Analysis and prediction of axial force and exit damage in drilling of composites with delamination damage

Abstract

In aircraft maintenance, the delaminated composites are commonly repaired by riveting to inhibit delamination propagation and restore load-bearing performance. Making connecting holes in damaged areas is inevitable and may cause damage aggravation. This paper focused on the axial force and exit delamination damage in the drilling of delaminated composites. The influence factors including spindle speeds, feeds, drilling positions, and delamination locations and widths were considered for the drilling test, in which the axial force was collected to analyze the interaction mechanism between the tool and workpiece. The equivalent delamination factor was used to evaluate exit damage. The quadratic nonlinear regression (QNR) and Support Vector Regression (SVR) models were built to predict the cutting force curve and exit damage, respectively.
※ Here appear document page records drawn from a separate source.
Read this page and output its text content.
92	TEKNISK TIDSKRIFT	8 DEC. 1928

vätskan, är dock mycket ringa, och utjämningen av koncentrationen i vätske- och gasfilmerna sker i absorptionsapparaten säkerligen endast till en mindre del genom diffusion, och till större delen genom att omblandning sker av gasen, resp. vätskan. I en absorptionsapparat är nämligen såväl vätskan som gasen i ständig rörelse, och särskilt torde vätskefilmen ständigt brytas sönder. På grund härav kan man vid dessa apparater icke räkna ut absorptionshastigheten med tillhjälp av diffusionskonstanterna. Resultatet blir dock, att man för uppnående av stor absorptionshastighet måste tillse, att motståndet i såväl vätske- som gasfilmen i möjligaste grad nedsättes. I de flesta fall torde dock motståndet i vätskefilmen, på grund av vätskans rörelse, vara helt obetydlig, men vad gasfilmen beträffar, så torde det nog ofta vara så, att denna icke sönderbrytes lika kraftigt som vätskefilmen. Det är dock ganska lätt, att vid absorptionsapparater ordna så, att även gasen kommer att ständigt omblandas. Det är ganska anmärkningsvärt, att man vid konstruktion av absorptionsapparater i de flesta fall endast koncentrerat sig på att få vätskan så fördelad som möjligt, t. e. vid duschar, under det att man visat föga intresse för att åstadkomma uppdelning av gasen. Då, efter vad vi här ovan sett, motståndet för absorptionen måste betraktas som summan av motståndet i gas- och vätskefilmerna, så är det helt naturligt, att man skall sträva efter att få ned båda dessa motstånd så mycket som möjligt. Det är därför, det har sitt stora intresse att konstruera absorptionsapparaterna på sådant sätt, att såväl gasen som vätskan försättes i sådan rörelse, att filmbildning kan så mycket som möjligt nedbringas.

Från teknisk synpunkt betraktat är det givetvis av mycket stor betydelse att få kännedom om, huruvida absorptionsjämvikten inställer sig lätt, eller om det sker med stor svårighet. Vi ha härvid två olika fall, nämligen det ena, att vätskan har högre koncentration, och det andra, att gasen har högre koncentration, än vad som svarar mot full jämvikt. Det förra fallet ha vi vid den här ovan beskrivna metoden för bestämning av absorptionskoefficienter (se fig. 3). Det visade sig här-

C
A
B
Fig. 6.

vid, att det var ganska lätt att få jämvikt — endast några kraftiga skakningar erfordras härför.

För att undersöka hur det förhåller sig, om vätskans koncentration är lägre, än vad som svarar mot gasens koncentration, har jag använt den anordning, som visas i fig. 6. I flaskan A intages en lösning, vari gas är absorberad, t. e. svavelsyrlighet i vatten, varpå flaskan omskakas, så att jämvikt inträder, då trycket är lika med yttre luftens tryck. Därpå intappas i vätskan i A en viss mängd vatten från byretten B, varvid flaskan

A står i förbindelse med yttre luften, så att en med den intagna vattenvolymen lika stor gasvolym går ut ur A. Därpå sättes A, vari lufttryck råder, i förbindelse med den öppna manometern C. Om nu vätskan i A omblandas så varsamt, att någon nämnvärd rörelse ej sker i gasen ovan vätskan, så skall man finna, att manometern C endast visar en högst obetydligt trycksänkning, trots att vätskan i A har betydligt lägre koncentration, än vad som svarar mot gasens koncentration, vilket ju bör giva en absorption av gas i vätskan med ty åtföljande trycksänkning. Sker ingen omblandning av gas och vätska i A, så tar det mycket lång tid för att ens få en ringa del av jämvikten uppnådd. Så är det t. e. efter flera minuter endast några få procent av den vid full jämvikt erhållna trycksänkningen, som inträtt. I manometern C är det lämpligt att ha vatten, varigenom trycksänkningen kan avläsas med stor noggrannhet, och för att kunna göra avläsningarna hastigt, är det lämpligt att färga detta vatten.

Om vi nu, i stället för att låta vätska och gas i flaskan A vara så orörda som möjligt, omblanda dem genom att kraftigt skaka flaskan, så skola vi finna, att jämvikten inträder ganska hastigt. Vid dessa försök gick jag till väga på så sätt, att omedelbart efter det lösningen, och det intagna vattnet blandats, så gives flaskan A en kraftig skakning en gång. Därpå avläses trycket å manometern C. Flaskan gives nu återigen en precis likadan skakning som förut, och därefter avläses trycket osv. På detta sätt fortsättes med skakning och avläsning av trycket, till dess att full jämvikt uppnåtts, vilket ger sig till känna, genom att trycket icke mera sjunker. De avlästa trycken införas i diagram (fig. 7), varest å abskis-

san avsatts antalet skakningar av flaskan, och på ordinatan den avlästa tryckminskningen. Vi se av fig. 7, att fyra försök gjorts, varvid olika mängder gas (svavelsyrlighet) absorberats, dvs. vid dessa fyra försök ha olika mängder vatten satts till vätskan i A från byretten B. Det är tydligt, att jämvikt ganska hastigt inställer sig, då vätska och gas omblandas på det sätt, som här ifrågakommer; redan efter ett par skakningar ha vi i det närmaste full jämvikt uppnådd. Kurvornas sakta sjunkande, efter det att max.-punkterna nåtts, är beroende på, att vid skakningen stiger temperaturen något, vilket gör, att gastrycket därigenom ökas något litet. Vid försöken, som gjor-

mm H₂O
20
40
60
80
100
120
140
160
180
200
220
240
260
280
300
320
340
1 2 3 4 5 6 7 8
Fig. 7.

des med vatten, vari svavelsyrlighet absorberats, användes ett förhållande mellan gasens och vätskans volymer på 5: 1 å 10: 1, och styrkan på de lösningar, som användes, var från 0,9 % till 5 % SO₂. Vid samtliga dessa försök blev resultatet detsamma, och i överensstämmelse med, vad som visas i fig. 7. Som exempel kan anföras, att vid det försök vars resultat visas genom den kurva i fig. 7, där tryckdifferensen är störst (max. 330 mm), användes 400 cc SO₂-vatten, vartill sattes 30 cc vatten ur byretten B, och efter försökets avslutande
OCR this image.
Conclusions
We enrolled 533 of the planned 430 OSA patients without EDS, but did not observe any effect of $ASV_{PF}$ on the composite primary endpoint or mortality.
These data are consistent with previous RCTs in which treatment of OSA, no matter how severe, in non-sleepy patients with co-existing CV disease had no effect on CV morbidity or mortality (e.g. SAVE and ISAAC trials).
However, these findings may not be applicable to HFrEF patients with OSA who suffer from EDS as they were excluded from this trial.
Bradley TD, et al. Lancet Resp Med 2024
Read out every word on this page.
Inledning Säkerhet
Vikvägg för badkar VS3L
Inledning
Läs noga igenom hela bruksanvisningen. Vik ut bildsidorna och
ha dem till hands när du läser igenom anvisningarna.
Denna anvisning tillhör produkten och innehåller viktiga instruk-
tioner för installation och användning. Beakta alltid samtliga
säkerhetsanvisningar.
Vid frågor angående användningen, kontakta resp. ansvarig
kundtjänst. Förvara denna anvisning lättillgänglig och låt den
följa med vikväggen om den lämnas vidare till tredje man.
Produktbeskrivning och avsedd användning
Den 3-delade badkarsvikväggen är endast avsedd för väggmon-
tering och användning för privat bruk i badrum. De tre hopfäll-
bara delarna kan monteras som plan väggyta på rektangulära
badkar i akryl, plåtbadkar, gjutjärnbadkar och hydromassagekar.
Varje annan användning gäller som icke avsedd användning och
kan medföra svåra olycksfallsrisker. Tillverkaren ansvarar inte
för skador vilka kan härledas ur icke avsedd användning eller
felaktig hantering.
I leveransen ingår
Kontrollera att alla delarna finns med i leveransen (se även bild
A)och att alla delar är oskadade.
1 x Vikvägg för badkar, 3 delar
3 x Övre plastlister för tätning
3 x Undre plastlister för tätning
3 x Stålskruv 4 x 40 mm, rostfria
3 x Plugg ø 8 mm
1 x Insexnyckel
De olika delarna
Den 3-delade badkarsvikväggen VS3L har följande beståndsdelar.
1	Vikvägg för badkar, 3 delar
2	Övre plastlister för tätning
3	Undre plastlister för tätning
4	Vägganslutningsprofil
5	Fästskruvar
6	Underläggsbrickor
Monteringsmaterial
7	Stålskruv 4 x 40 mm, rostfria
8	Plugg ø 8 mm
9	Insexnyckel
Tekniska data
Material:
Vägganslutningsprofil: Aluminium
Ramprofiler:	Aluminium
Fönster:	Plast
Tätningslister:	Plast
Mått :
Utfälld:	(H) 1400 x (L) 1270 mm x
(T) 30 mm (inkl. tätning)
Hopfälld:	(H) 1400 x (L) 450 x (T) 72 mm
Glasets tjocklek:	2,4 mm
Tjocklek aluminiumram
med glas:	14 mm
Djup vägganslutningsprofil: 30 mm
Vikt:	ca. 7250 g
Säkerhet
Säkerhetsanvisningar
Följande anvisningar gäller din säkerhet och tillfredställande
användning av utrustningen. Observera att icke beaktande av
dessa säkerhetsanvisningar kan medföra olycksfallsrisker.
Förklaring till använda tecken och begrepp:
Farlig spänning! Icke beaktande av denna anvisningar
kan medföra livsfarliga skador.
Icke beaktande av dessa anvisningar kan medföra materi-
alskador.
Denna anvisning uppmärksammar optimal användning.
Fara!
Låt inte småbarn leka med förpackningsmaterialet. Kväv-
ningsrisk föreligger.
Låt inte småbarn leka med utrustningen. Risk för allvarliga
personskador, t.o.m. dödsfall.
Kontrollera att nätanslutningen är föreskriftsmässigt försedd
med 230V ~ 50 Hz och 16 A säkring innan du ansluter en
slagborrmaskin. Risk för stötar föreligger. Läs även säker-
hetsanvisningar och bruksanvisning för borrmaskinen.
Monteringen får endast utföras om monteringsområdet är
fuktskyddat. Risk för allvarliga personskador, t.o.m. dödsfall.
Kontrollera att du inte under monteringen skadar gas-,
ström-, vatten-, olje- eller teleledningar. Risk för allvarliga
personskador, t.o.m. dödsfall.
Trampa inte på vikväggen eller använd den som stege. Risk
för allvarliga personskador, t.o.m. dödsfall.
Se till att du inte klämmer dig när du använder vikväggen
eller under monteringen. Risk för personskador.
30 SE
The results revealed that the cutting force curves of the delaminated laminates produced obvious concavity when the drill bit reached the position of delamination. The optimal cutting conditions were 10,000 r/min and 100 mm/min for both intact and delaminated laminates in the drilling test. It was better to make holes in the inside of the damaged area to obtain small equivalent delamination factor and the increase of delamination width would aggravate exit damage. The errors of the QNR model were controlled within 13.40 % and 11.07 % for the intact and delaminated laminates, respectively. The maximum error of SVR models was 3.79 %. The results of QNR and SVR models had been proven to be accurate.